Indien. Bei einer Audienz für den neuen indischen Botschafter beim Heiligen Stuhl kritisierte Papst Benedikt XVI. die indische Regierung wegen beunruhigender Zeichen religiöser Intoleranz im Land. Der Heilige Vater bezog sich auf Anti-Konversionsgesetze, die in mehreren Bundesstaaten geplant sind. Diese seien verfassungswidrig und würden den Idealen der indischen Gründerväter widersprechen: „Die Zukunft der großen indischen Demokratie beruht auf dem Respekt vor der Religionsfreiheit seiner Bürger.“

Vollkommene Entmutigung

Das US-Magazin ‘Time’ bezeichnete die vatikanische Erklärung zur Person des Gründers der Legionäre Christi als „vollkommene Entmutigung“. „Es ist, als ob man den Franziskanern sagen würde, sie dürften nicht über den Heiligen Franziskus sprechen oder den Missionarinnen der Nächstenliebe, daß Mutter Teresa eine Mörderin war.“

Propagierung einer Sünde

Rußland. Der Bürgermeister von Moskau, Juri Luzhkov, bleibt in seiner Entscheidung standhaft, eine für Mai geplante Homo-Parade in der russischen Hauptstadt zu untersagen. Dafür erntete er Anfang der Woche heftige Kritik vom Europarat. Dieser ist der Meinung, daß die Untersagung einer Homo-Parade gegen Menschenrechte und fundamentale Freiheiten verstoße. Der Jüdische Kongreß Rußlands begrüßt die Entscheidung des Bürgermeisters: „Eine derartige Parade ist keine Demonstration sondern die Propagierung einer Sünde.“

Schwarzgeld im Vatikan?

Vatikan. Die italienische Fußballmannschaft Juventus Turin steht vor schweren Manipulationsvorwürfen. Es ist von bestochenen Schiedsrichtern, fingierten Spielen und von Gefälligkeiten für Minister die Rede. Auch der Vatikan bleibt von den Ermittlungen nicht verschont. Dutzende Millionen Euro aus mysteriösen Transfergeschäften sollen laut italienischen Zeitungsberichten auf Geheimkonten in der Vatikanbank deponiert worden sein.
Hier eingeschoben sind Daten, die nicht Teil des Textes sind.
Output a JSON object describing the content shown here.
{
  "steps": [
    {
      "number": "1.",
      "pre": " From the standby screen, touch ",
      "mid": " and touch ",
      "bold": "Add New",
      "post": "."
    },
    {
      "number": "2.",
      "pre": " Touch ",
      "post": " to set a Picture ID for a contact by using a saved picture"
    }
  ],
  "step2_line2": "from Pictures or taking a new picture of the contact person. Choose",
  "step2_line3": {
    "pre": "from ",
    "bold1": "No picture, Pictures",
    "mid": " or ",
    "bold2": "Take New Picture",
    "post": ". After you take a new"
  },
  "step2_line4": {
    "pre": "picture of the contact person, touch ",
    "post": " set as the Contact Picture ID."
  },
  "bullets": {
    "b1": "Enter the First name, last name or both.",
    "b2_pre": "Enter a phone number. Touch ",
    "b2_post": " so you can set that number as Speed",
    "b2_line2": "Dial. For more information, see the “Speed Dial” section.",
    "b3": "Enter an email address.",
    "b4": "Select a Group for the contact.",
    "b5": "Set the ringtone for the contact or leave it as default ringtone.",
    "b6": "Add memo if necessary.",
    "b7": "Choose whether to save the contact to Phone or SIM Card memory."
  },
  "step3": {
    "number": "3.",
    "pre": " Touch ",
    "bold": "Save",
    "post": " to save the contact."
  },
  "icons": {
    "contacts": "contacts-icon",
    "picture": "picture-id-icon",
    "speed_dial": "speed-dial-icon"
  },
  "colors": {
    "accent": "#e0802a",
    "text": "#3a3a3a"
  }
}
Der Film versucht, selber Kloster zu werden

„Eine stumme Meditation. Zum Film gehören nur wenige Worte. Und dann sind es liturgische Texte, die den meisten Menschen fremd sind. Kino ist ein schwarzer, leerer und stiller Raum. In diesen leeren Raum kann ich als Regisseur einen Rhythmus, Bilder oder Töne hineinsetzen und damit den Zuschauer auch physisch auf eine Reise mitnehmen. Dieser Film schafft sich seinen Raum in der Seele des Zuschauers, um ihm ein Gefühl für seine eigene Gegenwart zu vermitteln. Es geht nicht um Information und Erklärung. Ganz im Gegenteil: Der Film versucht, selber Kloster zu werden. Das ist viel wertvoller.“

Phillip Gröning, der Regisseur von ‘Die große Stille’ Mitte November vor der katholischen Zeitung ‘Tagespost’. Die Österreich-Premiere des Streifens findet am 9. Juni im Wiener Gartenbaukino statt. Aus Anlaß der ‘Langen Nacht der Kirchen’ der Erzdiözese Wien, die am selben Tag durchgeführt wird, kann der Kinofilm um 17.00 Uhr und um 21.30 Uhr auch im Refektorium des Wiener Franziskanerklosters gesehen werden.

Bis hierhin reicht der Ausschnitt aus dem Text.